First of all, we must continue to deal with cases of abuse in the church, in society and in families; it would be an illusion to believe that we can completely eradicate the evil that is done to children only with preventative measures.
Second, ongoing commitment to this is a natural consequence of the way Jesus behaved with children. This alone should urge those who have responsibility at all levels to do everything possible to protect children.
Without a doubt, over the past five years sensitivity among church authorities to this issue has increased, as has the willingness to act.
But there is not yet everywhere a standing commitment to prioritize the protection of children and young people from sexual abuse, and to manifest this commitment with concrete and effective measures.
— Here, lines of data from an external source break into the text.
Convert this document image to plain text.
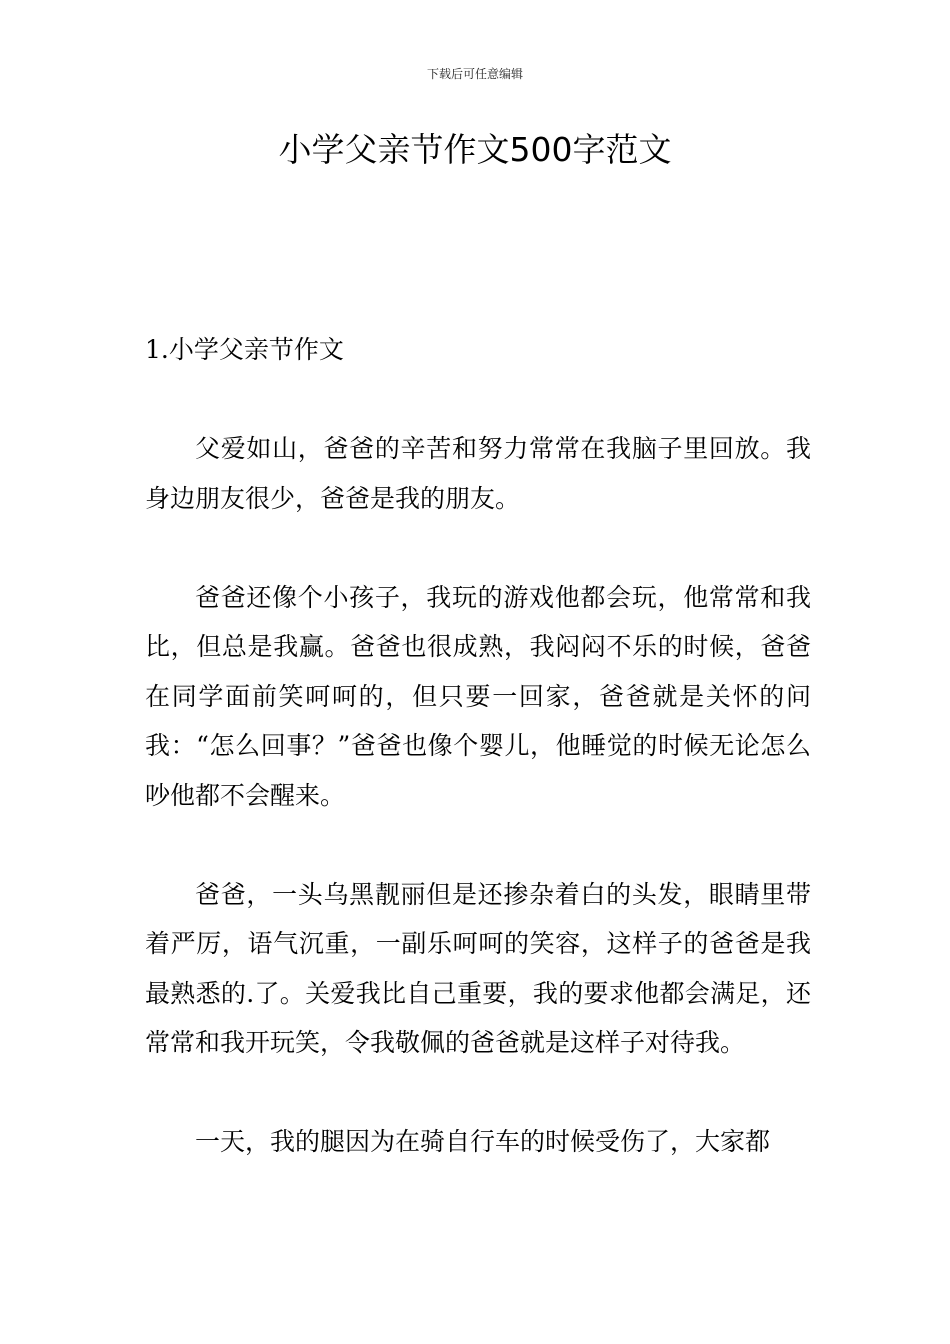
下载后可任意编辑
小学父亲节作文500字范文

1.小学父亲节作文

父爱如山，爸爸的辛苦和努力常常在我脑子里回放。我身边朋友很少，爸爸是我的朋友。

爸爸还像个小孩子，我玩的游戏他都会玩，他常常和我比，但总是我赢。爸爸也很成熟，我闷闷不乐的时候，爸爸在同学面前笑呵呵的，但只要一回家，爸爸就是关怀的问我：“怎么回事？”爸爸也像个婴儿，他睡觉的时候无论怎么吵他都不会醒来。

爸爸，一头乌黑靓丽但是还掺杂着白的头发，眼睛里带着严厉，语气沉重，一副乐呵呵的笑容，这样子的爸爸是我最熟悉的.了。关爱我比自己重要，我的要求他都会满足，还常常和我开玩笑，令我敬佩的爸爸就是这样子对待我。

一天，我的腿因为在骑自行车的时候受伤了，大家都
And this is due to various reasons, one of which may be socio-cultural.
The ability to collaborate on the issue of prevention with state institutions or NGOs depends on the position that the church occupies in each country.
In a predominantly Muslim, Hindu or Buddhist country, there may or may not be cooperation depending on the degree of tolerance and good will extended by the competent authorities. A case study:
In a particular country where Christians make up a small minority and are persecuted by extremists of all kinds, the religious sister who directed an orphanage discovered that a teacher had sexually abused some girls.
On the basis of her own conscience, bearing in mind the laws of her own country, and considering the obligations toward European sponsors, she wanted and needed to denounce this abuse.
However, she did not know how the police would react: the teacher was the mayor’s son and both belonged to the dominant religion.
The nun thought the police might not react at all, or that any prosecution would have eventually led to the closing down of the orphanage or that the negative publicity would trigger the persecution of Christians under the pretext: “How could the Christians permit this in their institutions?”
The fight against sexual abuse will endure for a long time, and we have to say goodbye to the illusion that the mere introduction of rules or guidelines is a complete solution.
It involves a radical conversion, of adopting the attitude that the commitment to prevention and the decision to bring justice to the victims of abuse will not be set aside when the public attention to the crisis fades.
From my point of view, this whole question will lead inevitably to purification, and to a more authentic, renewed way of being church and living the Gospel, one way or another — either because we decide to on our own or because we will be obliged to.
Father Hans Zollner SJ is a professor at the Jesuits’ Gregorian University in Rome where he is academic vice-rector, dean of the Institute of Psychology and president of the Centre for Child Protection. He is now in his second term as a member of the Vatican’s Council for Child Protection.